Upon stepping through the memorial facade and into the church, the visitor emerges into the sanctuary, a composition of light-filled volumes modeled on the interior of St. Hripsime. A series of concave light coves, derived from the distinctive concave recesses on the exterior of the St. Hripsime, reflect the powerful Texas sunlight indirectly into the sanctuary, resulting in an ethereal quality of illumination. The doubly-curved plaster vaults that shape the interior space were fabricated in glass-fiber-reinforced gypsum directly from the architect’s computer model, through an innovative process developed by the Toronto-based manufacturer Formglas. The interior vaults are smooth and scaleless, with no visible lighting fixtures, air-conditioning registers or other contemporary technical details to interrupt luminous memory of the 1,400-year-old space of St. Hripsime suspended over the congregation.
The church is heated and cooled with a displacement climate control system, which uses a remotely located mechanical plant to introduce conditioned air at low velocity through floor registers located under the pews.
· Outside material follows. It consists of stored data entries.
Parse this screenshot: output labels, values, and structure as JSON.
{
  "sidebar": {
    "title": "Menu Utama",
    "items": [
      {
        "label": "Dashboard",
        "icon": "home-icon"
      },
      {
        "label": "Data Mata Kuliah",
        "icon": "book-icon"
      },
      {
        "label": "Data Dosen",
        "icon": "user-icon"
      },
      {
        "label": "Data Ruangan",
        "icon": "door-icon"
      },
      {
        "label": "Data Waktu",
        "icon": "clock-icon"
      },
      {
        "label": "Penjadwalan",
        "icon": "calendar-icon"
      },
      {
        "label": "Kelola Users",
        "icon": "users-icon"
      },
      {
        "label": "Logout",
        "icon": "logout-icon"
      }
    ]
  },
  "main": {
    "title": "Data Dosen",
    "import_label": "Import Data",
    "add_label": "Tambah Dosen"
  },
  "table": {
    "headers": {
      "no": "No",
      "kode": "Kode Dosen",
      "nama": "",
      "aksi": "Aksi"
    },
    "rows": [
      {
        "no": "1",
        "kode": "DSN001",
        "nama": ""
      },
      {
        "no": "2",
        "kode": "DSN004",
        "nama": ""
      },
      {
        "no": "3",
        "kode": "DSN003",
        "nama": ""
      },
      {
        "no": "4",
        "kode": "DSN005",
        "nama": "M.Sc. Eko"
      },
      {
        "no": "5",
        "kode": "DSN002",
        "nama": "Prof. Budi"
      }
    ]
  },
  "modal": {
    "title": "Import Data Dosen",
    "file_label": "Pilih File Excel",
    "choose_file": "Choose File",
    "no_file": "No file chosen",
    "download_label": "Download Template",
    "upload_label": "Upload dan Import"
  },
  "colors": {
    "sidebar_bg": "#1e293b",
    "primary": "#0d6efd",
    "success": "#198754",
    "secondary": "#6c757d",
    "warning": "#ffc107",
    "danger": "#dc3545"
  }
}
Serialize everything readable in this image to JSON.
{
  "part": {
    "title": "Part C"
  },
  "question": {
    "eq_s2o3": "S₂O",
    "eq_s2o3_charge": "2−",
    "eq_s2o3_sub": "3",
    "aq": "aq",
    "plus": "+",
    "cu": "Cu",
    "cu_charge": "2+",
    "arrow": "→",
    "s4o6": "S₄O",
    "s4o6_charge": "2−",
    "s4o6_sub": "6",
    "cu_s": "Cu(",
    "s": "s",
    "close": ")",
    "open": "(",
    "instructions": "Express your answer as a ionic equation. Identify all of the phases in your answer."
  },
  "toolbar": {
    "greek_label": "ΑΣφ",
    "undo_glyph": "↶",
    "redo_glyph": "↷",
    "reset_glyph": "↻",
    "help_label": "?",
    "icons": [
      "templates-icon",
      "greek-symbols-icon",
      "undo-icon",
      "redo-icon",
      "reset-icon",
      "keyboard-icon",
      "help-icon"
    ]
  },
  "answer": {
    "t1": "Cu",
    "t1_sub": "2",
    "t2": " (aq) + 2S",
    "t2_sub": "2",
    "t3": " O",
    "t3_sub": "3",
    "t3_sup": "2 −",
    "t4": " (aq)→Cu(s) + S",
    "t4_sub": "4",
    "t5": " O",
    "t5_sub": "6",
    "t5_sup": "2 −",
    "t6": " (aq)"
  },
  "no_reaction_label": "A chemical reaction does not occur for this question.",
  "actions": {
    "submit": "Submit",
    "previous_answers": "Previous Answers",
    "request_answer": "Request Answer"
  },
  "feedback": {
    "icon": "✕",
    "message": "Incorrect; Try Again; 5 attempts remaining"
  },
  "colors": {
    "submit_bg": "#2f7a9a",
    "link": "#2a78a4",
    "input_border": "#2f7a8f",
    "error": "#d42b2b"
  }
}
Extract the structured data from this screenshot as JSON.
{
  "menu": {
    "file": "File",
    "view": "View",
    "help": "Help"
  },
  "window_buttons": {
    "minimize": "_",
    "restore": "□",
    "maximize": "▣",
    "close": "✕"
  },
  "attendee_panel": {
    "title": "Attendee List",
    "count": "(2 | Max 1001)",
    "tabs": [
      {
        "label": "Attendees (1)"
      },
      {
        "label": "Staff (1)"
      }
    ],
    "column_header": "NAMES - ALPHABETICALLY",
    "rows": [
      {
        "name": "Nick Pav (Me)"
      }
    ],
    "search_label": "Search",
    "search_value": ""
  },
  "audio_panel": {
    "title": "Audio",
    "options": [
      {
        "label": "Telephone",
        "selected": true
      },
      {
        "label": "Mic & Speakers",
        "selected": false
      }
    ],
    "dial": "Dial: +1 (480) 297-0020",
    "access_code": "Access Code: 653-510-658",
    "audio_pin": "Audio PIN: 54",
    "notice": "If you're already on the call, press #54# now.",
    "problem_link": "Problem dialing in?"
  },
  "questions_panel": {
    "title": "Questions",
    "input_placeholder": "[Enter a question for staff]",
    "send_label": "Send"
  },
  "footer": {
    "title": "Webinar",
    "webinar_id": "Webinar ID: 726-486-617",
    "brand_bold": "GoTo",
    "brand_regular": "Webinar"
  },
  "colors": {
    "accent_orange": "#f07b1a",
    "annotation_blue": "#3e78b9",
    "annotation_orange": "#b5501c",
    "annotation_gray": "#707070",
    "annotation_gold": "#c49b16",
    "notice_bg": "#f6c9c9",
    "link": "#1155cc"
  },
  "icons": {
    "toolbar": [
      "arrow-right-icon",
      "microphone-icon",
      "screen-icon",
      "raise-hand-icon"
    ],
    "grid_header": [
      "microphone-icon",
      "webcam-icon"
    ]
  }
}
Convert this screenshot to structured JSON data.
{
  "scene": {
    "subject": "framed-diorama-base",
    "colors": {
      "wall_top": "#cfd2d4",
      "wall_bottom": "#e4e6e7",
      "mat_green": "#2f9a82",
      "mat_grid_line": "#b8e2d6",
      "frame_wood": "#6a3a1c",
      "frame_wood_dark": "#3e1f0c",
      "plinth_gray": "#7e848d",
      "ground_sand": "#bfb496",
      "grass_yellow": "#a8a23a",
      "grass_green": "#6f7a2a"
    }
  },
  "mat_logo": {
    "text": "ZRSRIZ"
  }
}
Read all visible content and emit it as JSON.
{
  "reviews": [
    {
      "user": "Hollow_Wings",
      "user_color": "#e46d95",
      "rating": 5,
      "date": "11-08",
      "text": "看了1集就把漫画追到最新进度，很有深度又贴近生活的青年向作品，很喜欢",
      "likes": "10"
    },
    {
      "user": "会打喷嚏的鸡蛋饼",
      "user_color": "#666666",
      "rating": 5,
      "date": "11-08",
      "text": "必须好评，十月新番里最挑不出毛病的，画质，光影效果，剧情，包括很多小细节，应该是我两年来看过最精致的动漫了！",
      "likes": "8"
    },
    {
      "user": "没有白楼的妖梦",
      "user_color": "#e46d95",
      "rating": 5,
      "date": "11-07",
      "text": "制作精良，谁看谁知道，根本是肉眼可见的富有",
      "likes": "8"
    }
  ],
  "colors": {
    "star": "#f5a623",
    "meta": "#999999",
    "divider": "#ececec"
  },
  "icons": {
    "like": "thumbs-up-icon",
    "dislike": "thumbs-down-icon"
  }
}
The result is a silent interior, without mechanical vibration or the ambient sound of a conventional high velocity air conditioning system, providing a silent backdrop for the reverberant acoustics of traditional Armenian choral music.
St. Sarkis memorializes the ancient legacy of Armenian Christianity and the extraordinary strength, perseverance, and resilience of the Armenian people. It is a contemporary space, grounded in the present, that mourns the unimaginable multitude of martyrs of the recent past, while bearing an ancestral memory that harkens back to the origins of Christianity.
David Hotson, AIA, is the principal of David Hotson Architect, established in New York in 1991. Hotson’s projects include residential and institutional designs for private, corporate, and cultural clients. His work has been recognized with awards from the international Architizer A+ Awards program and the Best of Year Awards program from Interior Design Magazine. He is a graduate of the Yale School of Architecture.
Fiandre, a part of Iris Ceramica Group, is a global leader in the development and production of high-performance architectural surfaces for both interior and exterior applications. Headquartered in Castellarano, Italy, the company is renowned for its unmatched range of colors, textures, patterns and sizes of its finish materials including large-scale, lightweight porcelain slabs.